Physiologically Relevant Fluid-Induced Oscillatory Shear Stress Stimulation of Mesenchymal Stem Cells Enhances the Engineered Valve Matrix Phenotype

Brittany A Gonzalez; Manuel Perez-Nevarez; Asad Mirza; Marcos Gonzalez Perez; Yih-Mei Lin; Chia-Pei Denise Hsu; Allen Caobi; Andrea Raymond; Mario E Gomez Hernandez; Francisco Fernandez-Lima; Florence George; Sharan Ramaswamy

doi:10.3389/fcvm.2020.00069

Physiologically Relevant Fluid-Induced Oscillatory Shear Stress Stimulation of Mesenchymal Stem Cells Enhances the Engineered Valve Matrix Phenotype

Front Cardiovasc Med. 2020 May 19:7:69. doi: 10.3389/fcvm.2020.00069. eCollection 2020.

Affiliations

¹ Cardiovascular Therapeutics Laboratory (CV-PEUTICS Lab), Department of Biomedical Engineering, Florida International University, Miami, FL, United States.
² Department of Immunology and Nano-Medicine, Florida International University, Miami, FL, United States.
³ Advanced Mass Spectrometry Facility, Florida International University, Miami, FL, United States.
⁴ Department of Chemistry and Biochemistry, Florida International University, Miami, FL, United States.
⁵ Department of Mathematics and Statistics, Florida International University, Miami, FL, United States.

Abstract

Support of somatic growth is a fundamental requirement of tissue-engineered valves. However, efforts thus far have been unable to maintain this support long term. A key event that will determine the valve's long-term success is the extent to which healthy host tissue remodeling can occur on the valve soon after implantation.

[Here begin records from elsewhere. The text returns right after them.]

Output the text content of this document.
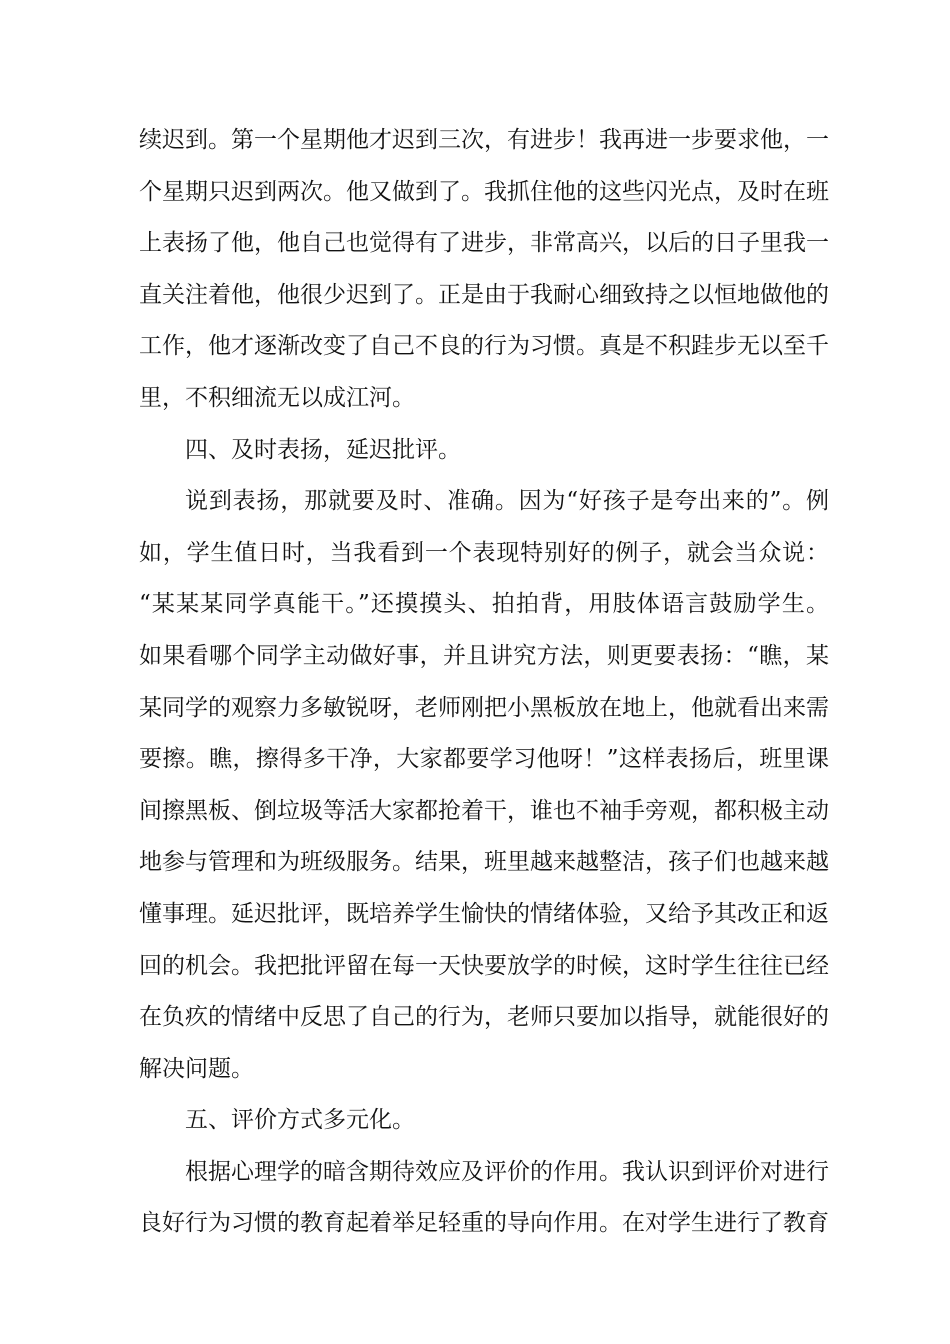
续迟到。第一个星期他才迟到三次，有进步！我再进一步要求他，一
个星期只迟到两次。他又做到了。我抓住他的这些闪光点，及时在班
上表扬了他，他自己也觉得有了进步，非常高兴，以后的日子里我一
直关注着他，他很少迟到了。正是由于我耐心细致持之以恒地做他的
工作，他才逐渐改变了自己不良的行为习惯。真是不积跬步无以至千
里，不积细流无以成江河。
四、及时表扬，延迟批评。
说到表扬，那就要及时、准确。因为“好孩子是夸出来的”。例
如，学生值日时，当我看到一个表现特别好的例子，就会当众说：
“某某某同学真能干。”还摸摸头、拍拍背，用肢体语言鼓励学生。
如果看哪个同学主动做好事，并且讲究方法，则更要表扬：“瞧，某
某同学的观察力多敏锐呀，老师刚把小黑板放在地上，他就看出来需
要擦。瞧，擦得多干净，大家都要学习他呀！”这样表扬后，班里课
间擦黑板、倒垃圾等活大家都抢着干，谁也不袖手旁观，都积极主动
地参与管理和为班级服务。结果，班里越来越整洁，孩子们也越来越
懂事理。延迟批评，既培养学生愉快的情绪体验，又给予其改正和返
回的机会。我把批评留在每一天快要放学的时候，这时学生往往已经
在负疚的情绪中反思了自己的行为，老师只要加以指导，就能很好的
解决问题。
五、评价方式多元化。
根据心理学的暗含期待效应及评价的作用。我认识到评价对进行
良好行为习惯的教育起着举足轻重的导向作用。在对学生进行了教育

The construct's phenotypic-status plays a critical role in accelerating tissue remodeling and engineered valve integration with the host via chemotaxis. In the current study, human bone-marrow-derived mesenchymal stem cells were utilized to seed synthetic, biodegradable scaffolds for a period of 8 days in rotisserie culture. Subsequently, cell-seeded scaffolds were exposed to physiologically relevant oscillatory shear stresses (overall mean, time-averaged shear stress, ~7.9 dynes/cm²; overall mean, oscillatory shear index, ~0.18) for an additional 2 weeks. The constructs were found to exhibit relatively augmented endothelial cell expression (CD31; compared to static controls) but concomitantly served to restrict the level of the activated smooth muscle phenotype (α-SMA) and also produced very low stem cell secretion levels of fibronectin (p < 0.05 compared to static and rotisserie controls). These findings suggest that fluid-induced oscillatory shear stresses alone are important in regulating a healthy valve phenotype of the engineered tissue matrix. Moreover, as solid stresses could lead to increased α-SMA levels, they should be excluded from conditioning during the culture process owing to their associated potential risks with pathological tissue remodeling. In conclusion, engineered valve tissues derived from mesenchymal stem cells revealed both a relatively robust valvular phenotype after exposure to physiologically relevant scales of oscillatory shear stress and may thereby serve to accelerate healthy valve tissue remodeling in the host post-implantation.

Keywords: endothelial phenotype; engineered valve; mechanical conditioning; mesenchymal stem cells; oscillatory flow; physiologically relevant; smooth muscle phenotype; somatic growth.